Converge's attempts to simplify thus were somewhat successful, but left one hole. While one could successfully evaluate the following list in Converge:

l := [1, fail, 2]
the following mysteriously printed nothing:
Sys::println(l[1])
since l[1] is a synonym for l.get(1), which of course tried to evaluate return fail, which then caused get to fail. While this might seem a contrived example, it unavoidably cropped up when getting a module to return the value of a specific definition, since one of those definitions was fail.

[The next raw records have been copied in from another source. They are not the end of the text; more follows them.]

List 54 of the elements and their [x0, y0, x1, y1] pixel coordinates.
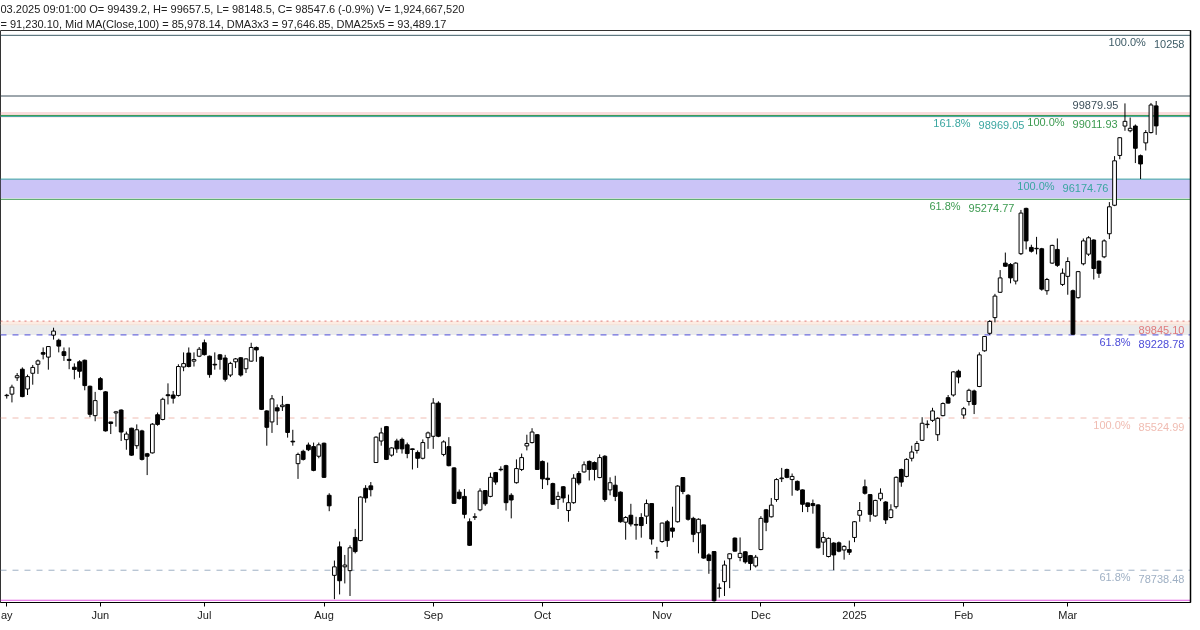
candlestick	[1138, 154, 1143, 180]
annotation: 161.8%	[933, 117, 971, 130]
x-tick-label: 2025	[842, 608, 867, 621]
candlestick	[1054, 237, 1060, 268]
candlestick	[1122, 102, 1128, 132]
candlestick	[997, 269, 1003, 294]
candlestick	[61, 346, 67, 362]
x-tick-label: Jul	[197, 608, 212, 621]
x-tick-label: ay	[0, 608, 14, 621]
candlestick	[66, 346, 72, 370]
annotation: 61.8%	[1099, 335, 1131, 348]
candlestick	[774, 477, 779, 503]
candlestick	[852, 520, 857, 543]
annotation: 100.0%	[1027, 116, 1065, 129]
candlestick	[30, 364, 36, 386]
ref-line-label: 89845.10	[1138, 324, 1185, 337]
ref-line-label: 98969.05	[978, 119, 1025, 132]
x-tick-label: Sep	[423, 608, 444, 621]
candlestick	[45, 345, 51, 371]
candlestick	[1101, 238, 1107, 259]
x-tick-label: Oct	[533, 608, 552, 621]
annotation: 61.8%	[1099, 571, 1131, 584]
ref-line-label: 99011.93	[1072, 118, 1118, 131]
annotation: 61.8%	[929, 200, 961, 213]
candlestick	[857, 501, 863, 523]
ref-line-label: 78738.48	[1138, 573, 1185, 586]
x-tick-label: Nov	[652, 608, 673, 621]
candlestick	[467, 517, 473, 547]
x-tick-label: Jun	[91, 608, 110, 621]
candlestick	[9, 384, 15, 403]
candlestick	[992, 293, 998, 323]
ref-line-label: 99879.95	[1072, 99, 1119, 111]
ref-line-label: 95274.77	[968, 202, 1015, 215]
annotation: 10258	[1153, 38, 1185, 51]
candlestick	[35, 359, 41, 375]
chart-subtitle: = 91,230.10, Mid MA(Close,100) = 85,978.14, DMA3x3 = 97,646.85, DMA25x5 = 93,489.17	[0, 18, 447, 30]
candlestick	[654, 546, 660, 560]
ref-line-label: 85524.99	[1138, 421, 1185, 433]
x-tick-label: Aug	[314, 608, 334, 621]
candlestick	[727, 552, 733, 589]
candlestick	[883, 500, 889, 525]
candlestick	[638, 512, 644, 539]
annotation: 100.0%	[1108, 36, 1147, 49]
x-tick-label: Feb	[954, 608, 974, 621]
ref-line-label: 89228.78	[1138, 337, 1185, 350]
x-tick-label: Dec	[751, 608, 772, 621]
ref-line-label: 96174.76	[1062, 182, 1109, 195]
candlestick	[1117, 136, 1123, 160]
x-tick-label: Mar	[1058, 608, 1078, 621]
candlestick	[862, 479, 868, 496]
candlestick	[722, 560, 727, 597]
annotation: 100.0%	[1093, 419, 1131, 431]
annotation: 100.0%	[1017, 180, 1055, 193]
chart-title: 03.2025 09:01:00 O= 99439.2, H= 99657.5, L= 98148.5, C= 98547.6 (-0.9%) V= 1,924,667,520	[0, 3, 465, 15]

fail was edged out of Converge in stages. A while ago, the recommendation became that the only safe idiom involving fail was return fail. Perhaps surprisingly, this was not an onerous restriction. Nevertheless it still failed to prevent the problem of fail being a definition in a module. Therefore the fail variable was finally banished entirely from Converge recently (although it lives on internally in the VM). fail is now an expression in Converge's grammar, and is equivalent to return &fail in Icon. Thus finally, all of the bizarre behaviour associated with the fail variable is forgotten, and I now sleep easier at night.

Do something different

When I was looking for information in Icon, I stumbled across a few interviews with Ralph Griswold (Icon's main designer), and a paper on its history. One thing that became clear to me was that a major design goal of Icon was not to be just another (boring) synthesis of a few existing language features - like the vast majority of programming languages - but to try out genuinely new things. Have a look at e.g. p38 of this interview or p6 and 13 of this paper looking back at Icon's history. Whatever you might think of Icon, it undoubtedly fulfilled this aim: its expression evaluation system alone has no precedent in contemporary programming languages (and there are other interesting parts of the language).

When I was starting Converge, I agreed whole heartedly with this aim, but had no idea how to achieve it. Indeed, when Converge started, I only had the vague intention of chucking a few seemingly useful influences into the melting pot (initially Python, Icon, ObjVLisp, and ultimately Template Haskell when I'd got the mix of the former three languages about right). I had that vague feeling that either everything interesting had been done before, or that the remaining interesting things were outside of my grasp. To be honest, I sort of gave up on the aim of being innovative, and just concentrated on trying to mix Converge's influences together in a coherent way. What has been interesting is that as Converge has developed, new challenges have presented themselves, and I've had to find answers (some better than others) to such challenges. And in so doing, I think Converge has grown some genuinely innovative features, such as DSL blocks, and its approach to error information for macros amongst others. And in Converge's case - unlike Icon, as I understand it - the journey isn't over. Indeed, since I think Converge is currently nearing the end of the beginning, there's bound to be new challenges ahead, some of which will lead to new innovations of one sort or another, some ultimately successful, some ultimately not.

When I read about Icon's aim, and looked at the end result, I assumed that the innovative ideas in Icon had sprung out of nowhere. I, on the other hand, had no idea how to bring such ideas, fully formed, into the world. What's become clear to me is a restating of Edison's famous rule. Innovation is often a matter of perspiration over inspiration. Now my advice to those who wish to do innovative work is simple: if you put the miles in, you'll raise your head one day and discover that you're in a place where no-one else has ever found themselves in before. It's a good feeling, and one that benefits us all, as collectively we gradually discover what works and what doesn't.

Updated (December 10 2007): Used a clearer example in the Failure and if: a beautiful combination section.

Updated (October 26 2007): This article has been superseded by the paper Experiences with an Icon-like expression evaluation system.